An infringement on any of these rights is a cause of complaint against many nursing home facilities. Some cases may be instances of nursing home abuse and need to be addressed immediately to stop and correct the situation.
If you suspect any type of neglect, negligence, or abuse, call our New York City nursing home abuse lawyers at (646) 681-7055. Your consultation is free and private.
Elder Abuse Is Grossly Underreported
According to the most recent report from the National Center on Elder Abuse (NCEA), 20,673 complaints have resulted in investigations for nursing home abuse across the nation, including New York. The total number of reports each year has increased drastically, and the NCEA believes the number of reports only reflects 1 out of 14 total cases of elderly abuse. Unfortunately, our nation’s elderly patients are not being cared for humanely and as the law dictates they are supposed to.
If you or a loved one has been abused while residing in a nursing home, it is your legal right to seek out compensation. An experienced lawyer like those at Silbowitz, Garafola, Silbowitz, Schatz & Frederick, L.L.P. can fight alongside you to ensure your rights are protected. We can help you understand more about nursing home abuse, how to expose it, and your right to compensation.
What Is Elder Abuse?
There are seven different types of abuse elderly patients are commonly subjected to. These include:
- Physical Abuse: When a person uses force against an elderly patient that results in injury, impairment, or pain.
- Emotional Abuse: When a caregiver subjects an elderly patient to verbal and/or non-verbal acts that result in mental pain, anguish, or distress. This type of abuse is difficult to detect, as it does not leave any physical marks.
- Financial Exploitation: When a caregiver illegally or inappropriately uses an elderly person’s money, property, or other assets. This can be through fraudulent coercion or without the patient knowing.
- Neglect: When a caregiver fails or refuses to fulfill their obligation to an elderly individual. This can be the refusal to change garments, clean up feces or body fluids, refusal to give foods or medication, and more.
- Sexual Abuse: This type of abuse is used to categorize non-consensual sexual contact between a caregiver and an elderly patient.
- Abandonment: This form of abuse is similar to neglect in some ways. However, it often includes a person deserting an elderly person that they have physical custody or assumed responsibility for providing care of.
- Self-Neglect: This is any form of behavior where the elderly person puts their own life or health in danger. Many nursing homes have precautions put in place to help prevent this.
The first six of the above categories include active abuse or negligence toward an elderly individual. If these forms of abuse occur, it is grounds for a liability claim against the abuser.
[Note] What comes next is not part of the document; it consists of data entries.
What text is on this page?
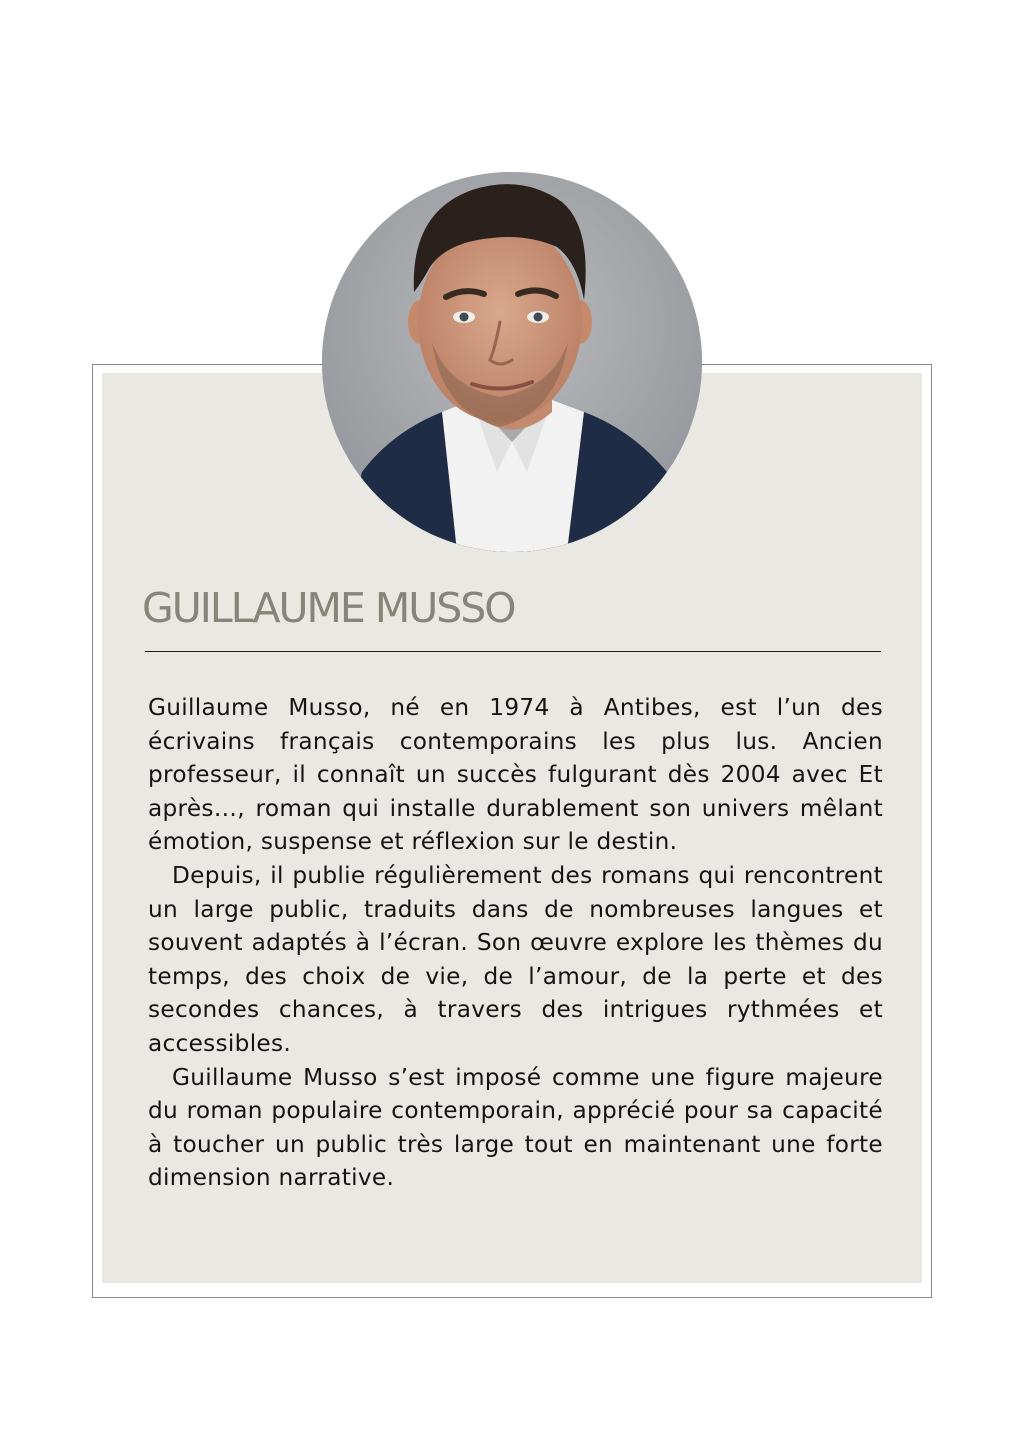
GUILLAUME MUSSO

Guillaume Musso, né en 1974 à Antibes, est l’un des écrivains français contemporains les plus lus. Ancien professeur, il connaît un succès fulgurant dès 2004 avec Et après…, roman qui installe durablement son univers mêlant émotion, suspense et réflexion sur le destin.

Depuis, il publie régulièrement des romans qui rencontrent un large public, traduits dans de nombreuses langues et souvent adaptés à l’écran. Son œuvre explore les thèmes du temps, des choix de vie, de l’amour, de la perte et des secondes chances, à travers des intrigues rythmées et accessibles.

Guillaume Musso s’est imposé comme une figure majeure du roman populaire contemporain, apprécié pour sa capacité à toucher un public très large tout en maintenant une forte dimension narrative.
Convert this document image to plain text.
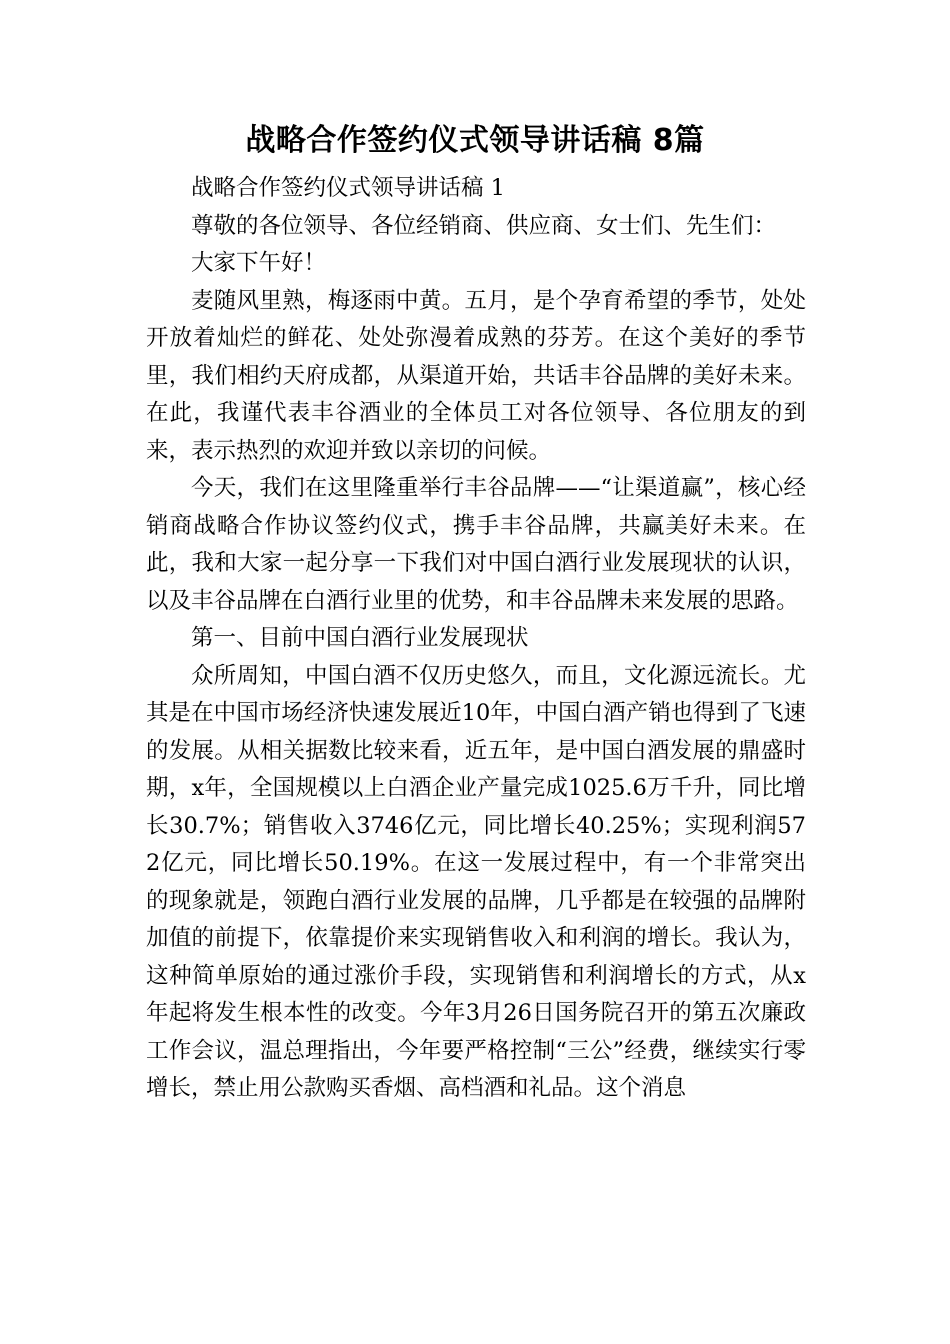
战略合作签约仪式领导讲话稿 8篇

战略合作签约仪式领导讲话稿 1

尊敬的各位领导、各位经销商、供应商、女士们、先生们：

大家下午好！

麦随风里熟，梅逐雨中黄。五月，是个孕育希望的季节，处处开放着灿烂的鲜花、处处弥漫着成熟的芬芳。在这个美好的季节里，我们相约天府成都，从渠道开始，共话丰谷品牌的美好未来。在此，我谨代表丰谷酒业的全体员工对各位领导、各位朋友的到来，表示热烈的欢迎并致以亲切的问候。

今天，我们在这里隆重举行丰谷品牌——“让渠道赢”，核心经销商战略合作协议签约仪式，携手丰谷品牌，共赢美好未来。在此，我和大家一起分享一下我们对中国白酒行业发展现状的认识，以及丰谷品牌在白酒行业里的优势，和丰谷品牌未来发展的思路。

第一、目前中国白酒行业发展现状

众所周知，中国白酒不仅历史悠久，而且，文化源远流长。尤其是在中国市场经济快速发展近10年，中国白酒产销也得到了飞速的发展。从相关据数比较来看，近五年，是中国白酒发展的鼎盛时期，x年，全国规模以上白酒企业产量完成1025.6万千升，同比增长30.7%；销售收入3746亿元，同比增长40.25%；实现利润572亿元，同比增长50.19%。在这一发展过程中，有一个非常突出的现象就是，领跑白酒行业发展的品牌，几乎都是在较强的品牌附加值的前提下，依靠提价来实现销售收入和利润的增长。我认为，这种简单原始的通过涨价手段，实现销售和利润增长的方式，从x年起将发生根本性的改变。今年3月26日国务院召开的第五次廉政工作会议，温总理指出，今年要严格控制“三公”经费，继续实行零增长，禁止用公款购买香烟、高档酒和礼品。这个消息
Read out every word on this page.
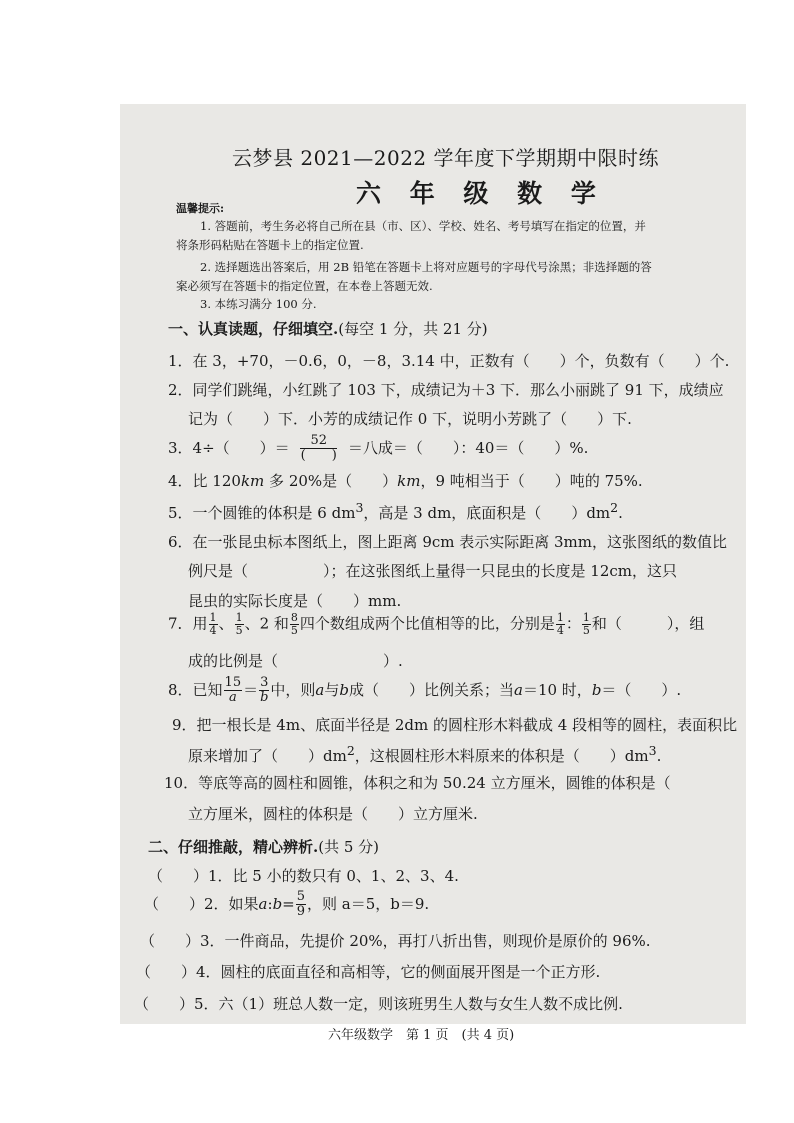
云梦县 2021—2022 学年度下学期期中限时练
六 年 级 数 学
温馨提示:
1. 答题前，考生务必将自己所在县（市、区）、学校、姓名、考号填写在指定的位置，并
将条形码粘贴在答题卡上的指定位置.
2. 选择题选出答案后，用 2B 铅笔在答题卡上将对应题号的字母代号涂黑；非选择题的答
案必须写在答题卡的指定位置，在本卷上答题无效.
3. 本练习满分 100 分.
一、认真读题，仔细填空.(每空 1 分，共 21 分)
1．在 3，+70，－0.6，0，－8，3.14 中，正数有（　　）个，负数有（　　）个.
2．同学们跳绳，小红跳了 103 下，成绩记为＋3 下．那么小丽跳了 91 下，成绩应
记为（　　）下．小芳的成绩记作 0 下，说明小芳跳了（　　）下.
3．4÷（　　）＝ $\frac{52}{( )}$ ＝八成＝（　　）：40＝（　　）%.
4．比 120km 多 20%是（　　）km，9 吨相当于（　　）吨的 75%.
5．一个圆锥的体积是 6 $dm^3$，高是 3 dm，底面积是（　　）$dm^2$.
6．在一张昆虫标本图纸上，图上距离 9cm 表示实际距离 3mm，这张图纸的数值比
例尺是（　　　　　）；在这张图纸上量得一只昆虫的长度是 12cm，这只
昆虫的实际长度是（　　）mm.
7．用 $\frac{1}{4}$ 、 $\frac{1}{5}$ 、2 和 $\frac{8}{5}$ 四个数组成两个比值相等的比，分别是 $\frac{1}{4}$ ： $\frac{1}{5}$ 和（　　　），组
成的比例是（　　　　　　　）.
8．已知 $\frac{15}{a} = \frac{3}{b}$ 中，则a与b成（　　）比例关系；当a＝10 时，b＝（　　）.
9．把一根长是 4m、底面半径是 2dm 的圆柱形木料截成 4 段相等的圆柱，表面积比
原来增加了（　　）$dm^2$，这根圆柱形木料原来的体积是（　　）$dm^3$.
10．等底等高的圆柱和圆锥，体积之和为 50.24 立方厘米，圆锥的体积是（
立方厘米，圆柱的体积是（　　）立方厘米.
二、仔细推敲，精心辨析.(共 5 分)
（　　）1．比 5 小的数只有 0、1、2、3、4.
（　　）2．如果a:b= $\frac{5}{9}$ ，则 a＝5，b＝9.
（　　）3．一件商品，先提价 20%，再打八折出售，则现价是原价的 96%.
（　　）4．圆柱的底面直径和高相等，它的侧面展开图是一个正方形.
（　　）5．六（1）班总人数一定，则该班男生人数与女生人数不成比例.
六年级数学　第 1 页　(共 4 页)
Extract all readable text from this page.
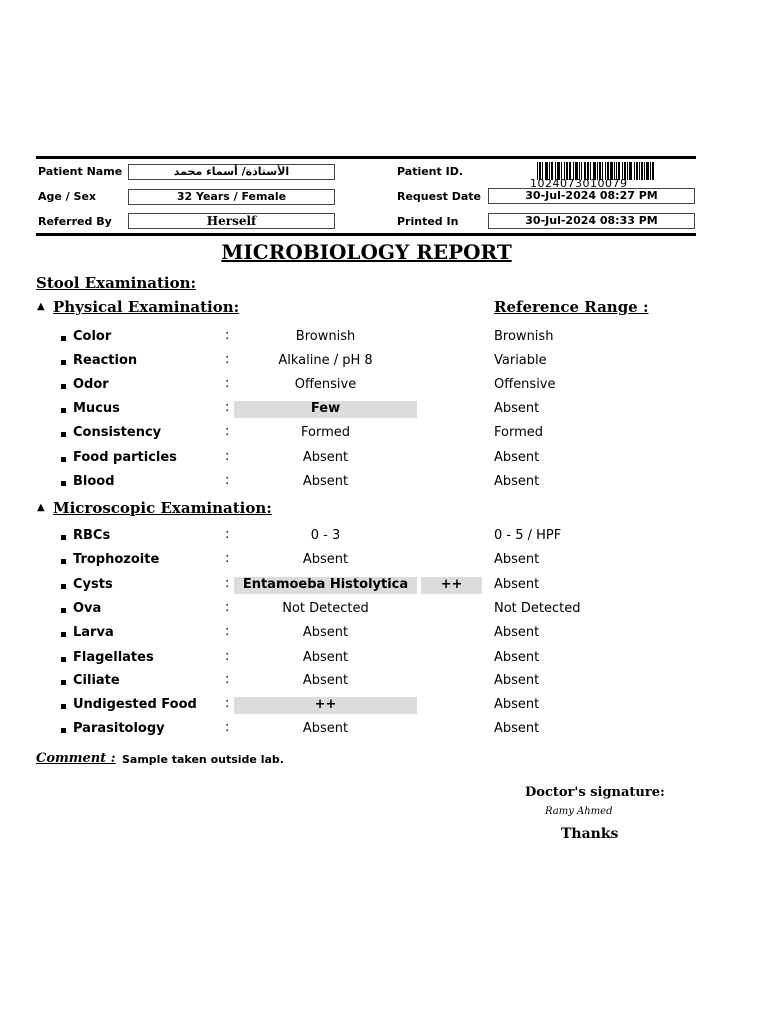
Patient Name	الأستاذة/ أسماء محمد
Age / Sex	32 Years / Female
Referred By	Herself
Patient ID.
1024073010079
Request Date	30-Jul-2024 08:27 PM
Printed In	30-Jul-2024 08:33 PM
MICROBIOLOGY REPORT
Stool Examination:
▲ Physical Examination:	Reference Range :
Color	:	Brownish	Brownish
Reaction	:	Alkaline / pH 8	Variable
Odor	:	Offensive	Offensive
Mucus	:	Few	Absent
Consistency	:	Formed	Formed
Food particles	:	Absent	Absent
Blood	:	Absent	Absent
▲ Microscopic Examination:
RBCs	:	0 - 3	0 - 5 / HPF
Trophozoite	:	Absent	Absent
Cysts	:	Entamoeba Histolytica	++	Absent
Ova	:	Not Detected	Not Detected
Larva	:	Absent	Absent
Flagellates	:	Absent	Absent
Ciliate	:	Absent	Absent
Undigested Food :	++	Absent
Parasitology	:	Absent	Absent
Comment : Sample taken outside lab.
Doctor's signature:
Ramy Ahmed
Thanks
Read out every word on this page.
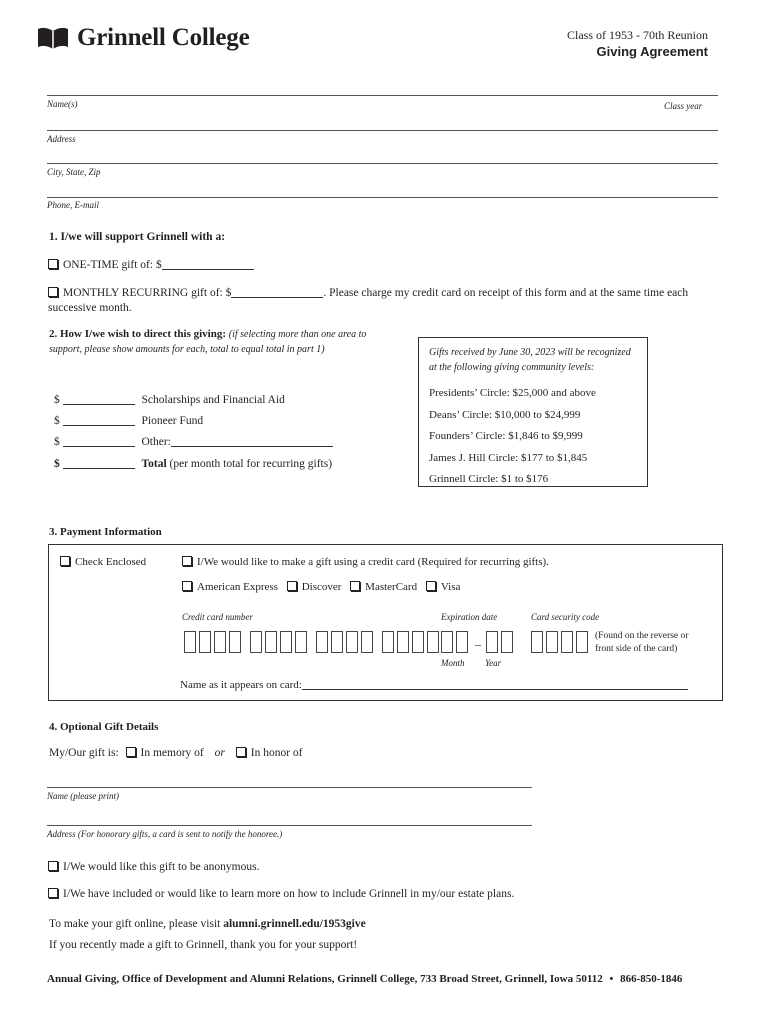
Grinnell College	Class of 1953 - 70th Reunion
Giving Agreement
Name(s)	Class year
Address
City, State, Zip
Phone, E-mail
1. I/we will support Grinnell with a:
ONE-TIME gift of: $
MONTHLY RECURRING gift of: $	. Please charge my credit card on receipt of this form and at the same time each
successive month.
2. How I/we wish to direct this giving: (if selecting more than one area to
support, please show amounts for each, total to equal total in part 1)
$	Scholarships and Financial Aid
$	Pioneer Fund
$	Other:
$	Total (per month total for recurring gifts)
Gifts received by June 30, 2023 will be recognized
at the following giving community levels:
Presidents’ Circle: $25,000 and above
Deans’ Circle: $10,000 to $24,999
Founders’ Circle: $1,846 to $9,999
James J. Hill Circle: $177 to $1,845
Grinnell Circle: $1 to $176
3. Payment Information
Check Enclosed	I/We would like to make a gift using a credit card (Required for recurring gifts).
American Express Discover MasterCard Visa
Credit card number	Expiration date	Card security code
–
(Found on the reverse or
front side of the card)
Month Year
Name as it appears on card:
4. Optional Gift Details
My/Our gift is: In memory of or In honor of
Name (please print)
Address (For honorary gifts, a card is sent to notify the honoree.)
I/We would like this gift to be anonymous.
I/We have included or would like to learn more on how to include Grinnell in my/our estate plans.
To make your gift online, please visit alumni.grinnell.edu/1953give
If you recently made a gift to Grinnell, thank you for your support!
Annual Giving, Office of Development and Alumni Relations, Grinnell College, 733 Broad Street, Grinnell, Iowa 50112 • 866-850-1846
An injured party or their family can hold the abuser responsible for any physical or mental damage caused by these actions.
It does not matter whether the abuse is a single act or recurring negligence; the victim has a right to damages. In the majority of cases, the nursing home will be required to pay damages to the victim and will lose its certification and federal funding due to their failure to provide expected care to patients.
These measures work to ensure past, present, and any potential future victims are protected against harm. New York’s elderly should be able to live out their golden years in peace and comfort without having to worry about being mistreated.
Helping Victims of Neglect & Abuse in New York City
In New York City, neglect is one of the most common types of abuse elderly patients face in nursing homes. This type of abuse often results in bedsores, ulcers, both pressure and decubitus, overdoses on medication, dehydration, malnutrition, and even extremely harmful falls.
Anyone suffering these or other types of neglect- or abuse-related injuries needs to contact a qualified NYC nursing home abuse lawyer. These patients are entitled to financial compensation for what they have endured, and a skilled lawyer can work to make sure they receive the maximum amount to which they are entitled.
If you or someone you love has ever experienced elder abuse in a nursing home, it is important to contact Silbowitz, Garafola, Silbowitz, Schatz & Frederick, L.L.P. immediately. You or your loved one may require immediate medical attention if they have been physically abused or neglected, and the sooner you document these injuries, the stronger your case.
Call (646) 681-7055 for a Free Elder Abuse Consultation
It is important that you meet the statute of limitations for nursing home abuse and, more importantly, it is crucial for the abuse to stop. Others may be experiencing the same type of abuse, and your case may save many others from suffering a similar fate.
Our team of experienced attorneys can photograph injuries and collect evidence, testimonies, and medical reports to build up your case. For our clients across New York City, we compile their claims, gather evidence, and fight in court to ensure no one experiences these horrifying incidents again.